香港大学研究陣はまた、今月1日から17日までの約半月間に武漢肺炎がすでに中国本土20都市に広がった可能性もあるとの研究結果を出した。
現在、中国政府が公式発表した確診者は400人余りだが、研究陣は武漢で1343人、その他の中国都市で116人が感染していると推算した。

これについて、中国政府が2003年SARS事態の時のように感染情報を隠しているのではないかとの疑惑が中国内外から向けられている。
当時、中国政府は発生5ヶ月が経過してから、公式に認定するなど後手対応で病気の世界的拡散を招いたという叱責を受けた。

SARS事態当時、世界保健機関(WHO)アジア地域報道官を務めたピーター・コーディングリ氏は1月21日、SNSを通じて「中国政府が武漢肺炎の拡散に対して初めからウソをついていた」とし「SARS発生時と全く同じように無謀な行動を取っている」と主張した。

当局を批判する声は中国内部からも相次いでいる。
中国官営メディア「Global Times(グローバルタイムズ)」の胡錫進編集長は21日に出した論評で、武漢地方政府の後手対応を批判して「感染専門家の鍾南山教授が武漢肺炎コロナウイルスの人間伝染事実を公開しなかったなら、武漢当局がこれを公式に認める意志があったかどうかも疑問」と突いた。
(当初、ヒト-ヒト感染はないと報告されていた)

香港大学の言論・メディア研究センターの傅景華教授は、感染が疑われる事例や外信報道に言及したSNS掲示物が削除されたという主張を提起した。

中国SNSでも当局の情報公開の遅さに不満を表わすコメントが熱い反応を得ている。
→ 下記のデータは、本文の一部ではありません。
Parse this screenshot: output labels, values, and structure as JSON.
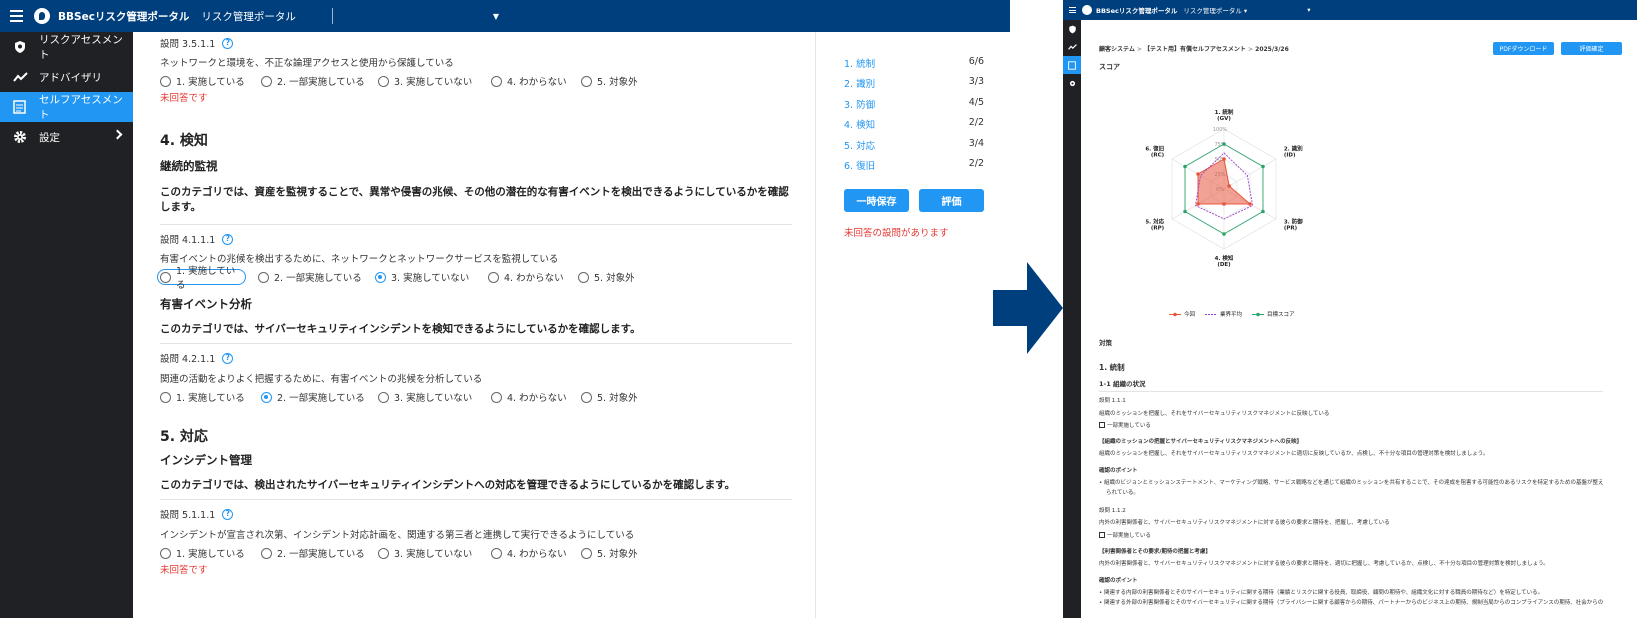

22日、ブルームバーグ通信によると、医療スタッフの間で共有された伝染病発生に関連する投稿文は、微博(ウェイボー)で10億回以上の閲覧数を、当局に透明な情報公開を促す北京ニュースの社説はWeChat(微信)で10万回以上の閲覧数を記録した。

(当初、SNSでの武漢肺炎コロナウイルスについての投稿は、当局がことごとく閲覧できなくしていた)
このような大衆の不信によって、情報検閲に慣れている習近平中国国家主席がジレンマに直面したとの報道もある。

習主席が感染情報を透明に公開することと、政府に対する批判を落ち着かせるために情報を統制していることの間で綱渡りをしているというもの。
ニューヨーク・タイムズ(NYT)は「伝染病の発生で習近平主席と中国共産党の秘密主義が試されることになった」と「今回の事態が習近平のリーダーシップに対する重大な試金石になるだろう」と伝えた。
以上。

最新では、死者17人、感染者571人が報告されているが、感染者数は、一日一日、急拡大している。
感染国は中国、日本(中国籍一人、完治退院済み)、タイ(新たな感染者も)、韓国、米国、台湾、香港、マカオなどに拡散している。
武漢コロナウイルスは、未知のウイルスであり、直接効く治療法もワクチンもない。感染者の免疫力を強める治療法しかない。